The Cyprus bailout
This week the negotiations in Cyprus over its fragile banking system reached a new low. Cyprus was given a €10bn bailout (they desired €17bn initially) from the Eurozone to recapitalize its banking system, with the price they have to pay for this being dire. This radical bailout plan forces a 9.9% tax on deposits over €100,000, and 6.7% on deposits under €100,000. Unlike previous bailouts in Greece, Portugal or Spain where bond-holders took a big cut, this is the first time a bailout proposal will fund itself from peoples' savings. The signal this is sending is that small savers (not responsible for the crisis) should be punished while the bond-holders who willingly took risks should be protected. Needless to say such a bailout proposal is very likely to turn into a disaster for the domestic economy. Investors were spooked, the people went to the streets, mainly to pull out their money from banks, while markets dropped at the sight of such news at the start of trading day on Monday.

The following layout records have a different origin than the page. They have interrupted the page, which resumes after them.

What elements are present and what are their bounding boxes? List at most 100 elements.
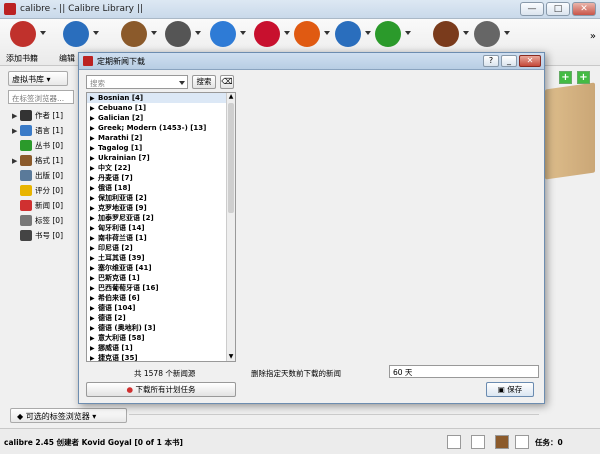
dialog-close-button[interactable]: ✕: [519, 55, 541, 67]
expand-icon[interactable]: ▶: [90, 205, 98, 212]
toolbar-button-magnifier[interactable]: [165, 21, 191, 47]
dialog-help-button[interactable]: ?: [483, 55, 499, 67]
language-list-item[interactable]: ▶ 巴斯克语 [1]: [87, 273, 226, 283]
expand-icon[interactable]: ▶: [90, 135, 98, 142]
tag-layout-icon[interactable]: [515, 435, 529, 449]
layout-toggle-icon[interactable]: [447, 435, 461, 449]
chevron-down-icon[interactable]: [195, 31, 201, 35]
expand-icon[interactable]: ▶: [90, 355, 98, 362]
tag-category-item[interactable]: 书号 [0]: [12, 228, 78, 243]
scroll-down-icon[interactable]: ▼: [228, 353, 234, 361]
toolbar-overflow-icon[interactable]: »: [590, 31, 596, 42]
expand-icon[interactable]: ▶: [90, 255, 98, 262]
language-list-item[interactable]: ▶ 挪威语 [1]: [87, 343, 226, 353]
cover-grid-icon[interactable]: [471, 435, 485, 449]
chevron-down-icon[interactable]: [365, 31, 371, 35]
toolbar-button-library[interactable]: [433, 21, 459, 47]
language-list-item[interactable]: ▶ Greek; Modern (1453-) [13]: [87, 123, 226, 133]
language-list-item[interactable]: ▶ 德语 (奥地利) [3]: [87, 323, 226, 333]
language-list-item[interactable]: ▶ 俄语 [18]: [87, 183, 226, 193]
scrollbar-thumb[interactable]: [228, 103, 234, 213]
expand-icon[interactable]: ▶: [90, 245, 98, 252]
expand-icon[interactable]: ▶: [12, 157, 20, 165]
chevron-down-icon[interactable]: [151, 31, 157, 35]
language-list-item[interactable]: ▶ 塞尔维亚语 [41]: [87, 263, 226, 273]
tag-category-item[interactable]: 丛书 [0]: [12, 138, 78, 153]
close-button[interactable]: ✕: [572, 2, 596, 16]
language-list-item[interactable]: ▶ Galician [2]: [87, 113, 226, 123]
toolbar-button-news[interactable]: [294, 21, 320, 47]
expand-icon[interactable]: ▶: [90, 145, 98, 152]
expand-icon[interactable]: ▶: [90, 315, 98, 322]
language-list-item[interactable]: ▶ Marathi [2]: [87, 133, 226, 143]
language-list-item[interactable]: ▶ 克罗地亚语 [9]: [87, 203, 226, 213]
toolbar-button-convert[interactable]: [121, 21, 147, 47]
language-list-item[interactable]: ▶ Cebuano [1]: [87, 103, 226, 113]
tag-category-item[interactable]: 出版 [0]: [12, 168, 78, 183]
chevron-down-icon[interactable]: [93, 31, 99, 35]
language-list-item[interactable]: ▶ Ukrainian [7]: [87, 153, 226, 163]
expand-icon[interactable]: ▶: [90, 105, 98, 112]
minimize-button[interactable]: —: [520, 2, 544, 16]
language-list-item[interactable]: ▶ 意大利语 [58]: [87, 333, 226, 343]
language-list-item[interactable]: ▶ 丹麦语 [7]: [87, 173, 226, 183]
dialog-minimize-button[interactable]: _: [501, 55, 517, 67]
expand-icon[interactable]: ▶: [90, 325, 98, 332]
language-list-item[interactable]: ▶ 巴西葡萄牙语 [16]: [87, 283, 226, 293]
expand-icon[interactable]: ▶: [90, 285, 98, 292]
expand-icon[interactable]: ▶: [90, 115, 98, 122]
scroll-up-icon[interactable]: ▲: [228, 93, 234, 101]
expand-icon[interactable]: ▶: [90, 295, 98, 302]
chevron-down-icon[interactable]: [405, 31, 411, 35]
language-list-item[interactable]: ▶ 土耳其语 [39]: [87, 253, 226, 263]
delete-days-spinbox[interactable]: 60 天: [389, 365, 539, 378]
expand-icon[interactable]: ▶: [90, 215, 98, 222]
expand-icon[interactable]: ▶: [90, 345, 98, 352]
download-all-scheduled-button[interactable]: ● 下载所有计划任务: [86, 382, 236, 397]
expand-icon[interactable]: ▶: [90, 335, 98, 342]
recipe-search-input[interactable]: 搜索: [86, 75, 188, 89]
chevron-down-icon[interactable]: [284, 31, 290, 35]
tag-category-item[interactable]: 评分 [0]: [12, 183, 78, 198]
add-item-icon-2[interactable]: +: [577, 71, 590, 84]
language-list-item[interactable]: ▶ 捷克语 [35]: [87, 353, 226, 362]
book-details-icon[interactable]: [495, 435, 509, 449]
expand-icon[interactable]: ▶: [90, 275, 98, 282]
language-list-item[interactable]: ▶ 加泰罗尼亚语 [2]: [87, 213, 226, 223]
tag-category-item[interactable]: ▶ 作者 [1]: [12, 108, 78, 123]
language-list-item[interactable]: ▶ 南非荷兰语 [1]: [87, 233, 226, 243]
language-list-item[interactable]: ▶ 德语 [2]: [87, 313, 226, 323]
expand-icon[interactable]: ▶: [90, 165, 98, 172]
expand-icon[interactable]: ▶: [90, 225, 98, 232]
chevron-down-icon[interactable]: [240, 31, 246, 35]
expand-icon[interactable]: ▶: [90, 155, 98, 162]
language-list-item[interactable]: ▶ Tagalog [1]: [87, 143, 226, 153]
language-list-item[interactable]: ▶ 印尼语 [2]: [87, 243, 226, 253]
maximize-button[interactable]: □: [546, 2, 570, 16]
search-button[interactable]: 搜索: [192, 75, 216, 89]
chevron-down-icon[interactable]: [324, 31, 330, 35]
tag-category-item[interactable]: 标签 [0]: [12, 213, 78, 228]
splitter[interactable]: [129, 414, 539, 418]
save-button[interactable]: ▣ 保存: [486, 382, 534, 397]
expand-icon[interactable]: ▶: [90, 175, 98, 182]
language-list-item[interactable]: ▶ 保加利亚语 [2]: [87, 193, 226, 203]
toolbar-button-recycle[interactable]: [375, 21, 401, 47]
expand-icon[interactable]: ▶: [12, 127, 20, 135]
toolbar-button-help[interactable]: [335, 21, 361, 47]
jobs-indicator[interactable]: 任务：0: [535, 437, 563, 448]
toolbar-button-heart[interactable]: [254, 21, 280, 47]
expand-icon[interactable]: ▶: [90, 195, 98, 202]
expand-icon[interactable]: ▶: [90, 125, 98, 132]
toolbar-button-add-book[interactable]: 添加书籍: [6, 21, 38, 63]
expand-icon[interactable]: ▶: [90, 95, 98, 102]
tag-browser-options-button[interactable]: ◆ 可选的标签浏览器 ▾: [10, 408, 127, 423]
expand-icon[interactable]: ▶: [90, 185, 98, 192]
tag-category-item[interactable]: ▶ 语言 [1]: [12, 123, 78, 138]
expand-icon[interactable]: ▶: [90, 265, 98, 272]
virtual-library-button[interactable]: 虚拟书库 ▾: [8, 71, 68, 86]
clear-search-icon[interactable]: ⌫: [220, 75, 234, 89]
chevron-down-icon[interactable]: [504, 31, 510, 35]
chevron-down-icon[interactable]: [463, 31, 469, 35]
language-list-item[interactable]: ▶ 中文 [22]: [87, 163, 226, 173]
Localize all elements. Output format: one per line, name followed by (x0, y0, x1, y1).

This time the policymakers actually caused a bank run. Touching into people's savings is an extremely risky policy, particularly if it comes from a government considered to be incompetent. The situation resembles the one that has happened in Argentina in 2001 under the Corralito, where an exchange rate depreciation was made that has reduced the people's savings by three quarters. This is what caused huge riots and an immediate bankruptcy of the Argentine economy. Even though things aren't as radical in Cyprus at the moment, the Argentine case is a good example of what happens when peoples' savings are tampered with. It leads to panic, bank runs, riots and protests, immense political instability, great economic distress and altogether it completely rules out any chance for recovery any time soon.
It's not only the immediate problem of capital flight; such a move would trigger an even worse long-term deal where savers will be completely discouraged from ever depositing their money in Cypriot banks. Both domestic residents and particularly foreigners. It won't be long until a number of Russian citizens (who account for half of the deposits in the country) start pulling their money out of Cyprus. It seems that Cyprus will be a tax haven no more (they were forced to raise their corporate tax rates by 2.5 percentage points as well). And this was actually the crucial part of the negotiations over the plan. It is easy to understand why Eurozone (Germany) was reluctant to drop a lot of money on Cyprus only to save wealthy Russians.
|The markets reacted with disturbance after the bailout|
deal was initially announced. The bounce back could
have been explained by the fact that Cypriots rejected
the proposal, which would be a precedent where a
rejection of the bailout proposal sent positive signals
onto the market. Enough said. Source: The Economist
So, even if we can somehow justify the tax rate on deposits higher than €100,000, as this will mostly strike wealthy Russian depositors with money of dubious origin (so it is claimed), the levy on small savers is completely unfair and self-defeating. But there could be an explanation for this as well. Schumpeter, the columnist in the Economist, has a good idea why: "The most plausible explanation is that the Cypriot government itself preferred to spread the pain rather than wipe out non-resident depositors and jeopardise its long-term prospects as an offshore financial centre for Russian and other money."
Regardless of their motives, the idea is still an economic disaster, particularly if one thinks of how this news will transcend itself across the continent. This is a dangerous precedent that discourages savings and keeping money in banks. With enough problems as it is with banks not lending, more people pulling their money out and lowering their deposits would stifle bank lending even further, thus completely diminishing Eurozone's chances for recovery. And this time the blame will fall on Europe's policymakers who are proving to be completely incompetent in solving crisis situations. Greece and Spain were good examples of this, Italy shot itself in the foot, and now Cyprus is likely to turn into the worse solution yet.
I will end with the following thought:
"The bail-out appears to move Europe further away from the institutional reforms that are needed to resolve the crisis once and for all. Rather than using the European Stability Mechanism to recapitalise banks, and thereby weaken the link between banks and their governments, the euro zone continues to equate bank bail-outs with sovereign bail-outs. As for debt mutualisation, after imposing losses on local depositors, the price of support from the rest of Europe is arguably costlier now than it ever has been."
P.S. I have been corrected that the tax levy is not a tax on deposits per se. It is a one-off levy for which the depositors will be compensated by with the equivalent amount in shares in their banks. For more details see here.
Oh, and the banks have been shut until Thursday to avoid a bank run until the deal is done. Parliament is scheduled to vote for the deal later today, and it is expected to change the levy for small depositors.